Mais le président du groupe d’études de marché Phocuswright, pense que l’argument du franc fort est tout simplement une « mauvaise excuse ». Le problème en Suisse, dit-il, est que l’industrie du tourisme met trop l’accent sur les visiteurs européens. « Nous devons nous adapter aux nouveaux marchés, ce qui signifie accueillir les Chinois et les Arabes ». Il pense également que le pays a besoin de plus d’innovation dans l’industrie du voyage et d’une meilleure coordination des services offerts dans le pays pour éviter la fragmentation des efforts.
Une myriade d’acteurs
« Nous avons plus de 560 organisations et destinations touristiques et elles dépensent toutes de l’argent pour attirer les visiteurs ; ce sont des dollars de marketing perdus. » Au lieu de cela, le « regroupement » pour créer des plateformes de services agrégées pour chaque destination serait plus efficace, dit-il. C’est déjà le cas dans certains endroits. Mais d’autres semblent se tirer une balle dans le pied : un récent reportage de la télévision publique suisse RTS, qui a contacté plusieurs villages touristiques de Suisse romande, a constaté que trois des quatre endroits facturaient des frais administratifs pour préparer et conserver les suggestions d’itinéraires. Pour un pays qui est déjà une destination premium coûteuse, de tels suppléments sont susceptibles de décourager les touristes potentiels. Les chiffres montrent que de nombreux touristes d’hiver, en particulier, boudent déjà la Suisse pour des destinations moins chères comme la Bulgarie, la Slovénie et le Monténégro.

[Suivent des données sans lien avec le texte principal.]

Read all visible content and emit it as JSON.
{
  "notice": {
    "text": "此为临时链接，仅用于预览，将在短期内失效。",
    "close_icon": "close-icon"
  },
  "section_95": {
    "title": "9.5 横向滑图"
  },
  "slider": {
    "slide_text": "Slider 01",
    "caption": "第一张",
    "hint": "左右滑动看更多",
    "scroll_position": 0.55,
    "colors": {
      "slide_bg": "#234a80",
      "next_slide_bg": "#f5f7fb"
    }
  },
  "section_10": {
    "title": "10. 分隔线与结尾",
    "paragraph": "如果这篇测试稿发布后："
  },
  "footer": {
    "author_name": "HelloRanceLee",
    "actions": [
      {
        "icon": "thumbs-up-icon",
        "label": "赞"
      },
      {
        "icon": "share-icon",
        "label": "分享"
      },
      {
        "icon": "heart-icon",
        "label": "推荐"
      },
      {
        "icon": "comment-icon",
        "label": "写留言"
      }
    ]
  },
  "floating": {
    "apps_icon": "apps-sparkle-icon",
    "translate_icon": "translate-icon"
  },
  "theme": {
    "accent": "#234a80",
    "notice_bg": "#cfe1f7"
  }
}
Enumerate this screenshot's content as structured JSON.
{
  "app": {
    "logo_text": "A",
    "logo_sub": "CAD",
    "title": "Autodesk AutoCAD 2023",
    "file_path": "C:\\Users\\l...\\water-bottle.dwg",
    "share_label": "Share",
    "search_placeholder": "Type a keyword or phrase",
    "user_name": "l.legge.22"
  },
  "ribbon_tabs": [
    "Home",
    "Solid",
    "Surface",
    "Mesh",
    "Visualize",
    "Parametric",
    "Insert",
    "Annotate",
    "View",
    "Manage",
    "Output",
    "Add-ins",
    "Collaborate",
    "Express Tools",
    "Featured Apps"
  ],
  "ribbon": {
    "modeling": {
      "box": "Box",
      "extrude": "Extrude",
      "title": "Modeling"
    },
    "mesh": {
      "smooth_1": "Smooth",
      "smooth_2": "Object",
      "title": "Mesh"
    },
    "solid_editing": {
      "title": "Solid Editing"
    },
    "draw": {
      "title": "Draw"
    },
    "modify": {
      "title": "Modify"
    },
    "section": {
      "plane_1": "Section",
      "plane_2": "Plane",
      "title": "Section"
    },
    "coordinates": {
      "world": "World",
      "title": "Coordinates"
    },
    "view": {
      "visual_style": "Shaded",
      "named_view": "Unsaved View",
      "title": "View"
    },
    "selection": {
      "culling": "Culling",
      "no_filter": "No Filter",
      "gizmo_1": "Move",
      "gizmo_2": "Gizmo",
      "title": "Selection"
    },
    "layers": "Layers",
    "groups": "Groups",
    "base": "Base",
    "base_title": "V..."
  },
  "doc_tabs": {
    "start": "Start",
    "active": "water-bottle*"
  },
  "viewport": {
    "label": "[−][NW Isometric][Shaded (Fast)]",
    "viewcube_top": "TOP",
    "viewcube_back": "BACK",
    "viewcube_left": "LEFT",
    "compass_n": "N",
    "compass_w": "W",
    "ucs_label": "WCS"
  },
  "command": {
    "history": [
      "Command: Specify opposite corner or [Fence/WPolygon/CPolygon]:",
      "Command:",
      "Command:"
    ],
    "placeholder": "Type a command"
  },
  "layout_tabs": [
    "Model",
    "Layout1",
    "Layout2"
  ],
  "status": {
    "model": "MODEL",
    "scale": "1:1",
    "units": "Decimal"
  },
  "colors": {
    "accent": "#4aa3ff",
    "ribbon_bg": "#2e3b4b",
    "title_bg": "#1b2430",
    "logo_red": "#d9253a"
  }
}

Le Marketing à la rescousse
Suisse Tourisme a pour mandat de coordonner et de conseiller, depuis le niveau fédéral, le marketing des destinations touristiques du pays. Son ancien Directeur estime que l’organisation est déjà efficace dans la mise en place de « plateformes de coopération », comme il le dit, par le biais de collaborations de cofinancement et de marketing avec des hôtels et des destinations. Par exemple, Suisse Tourisme offre une plateforme unique où les touristes peuvent réserver tous leurs voyages et séjours en hôtel en une seule fois.
Et qu’en est-il du nouvel eldorado des marchés asiatiques ?
Il affirme que Suisse Tourisme opère selon une stratégie de double marché, mais que « l’Europe reste la priorité numéro un », notamment parce qu’il est possible de fidéliser la clientèle par la proximité. Il souligne également que les Européens voyagent dans des endroits plus diversifiés en Suisse, comme « les petites vallées cachées des Grisons et du Valais ». Les voyageurs indiens et chinois, quant à eux, choisissent quelques « points chauds » comme Interlaken, la région de la Jungfrau, Genève, Zurich ou les routes panoramiques. Et bien que les touristes asiatiques dépensent en moyenne plus que les voyageurs européens, « c’est l’industrie horlogère qui en profite le plus ».
Maintenir la réputation
En fin de compte, cela signifie que la Suisse doit non seulement attirer de nouveaux visiteurs, mais aussi les inciter à dépenser davantage lorsqu’ils sont ici. Le pays a-t-il donc besoin d’une nouvelle « grande stratégie » pour conserver sa position de destination touristique de choix ? Après tout, une grande partie de la croissance touristique prévue par l’OMT d’ici à 2030 continuera de se diriger vers les marchés émergents d’Afrique, d’Amérique et surtout d’Asie.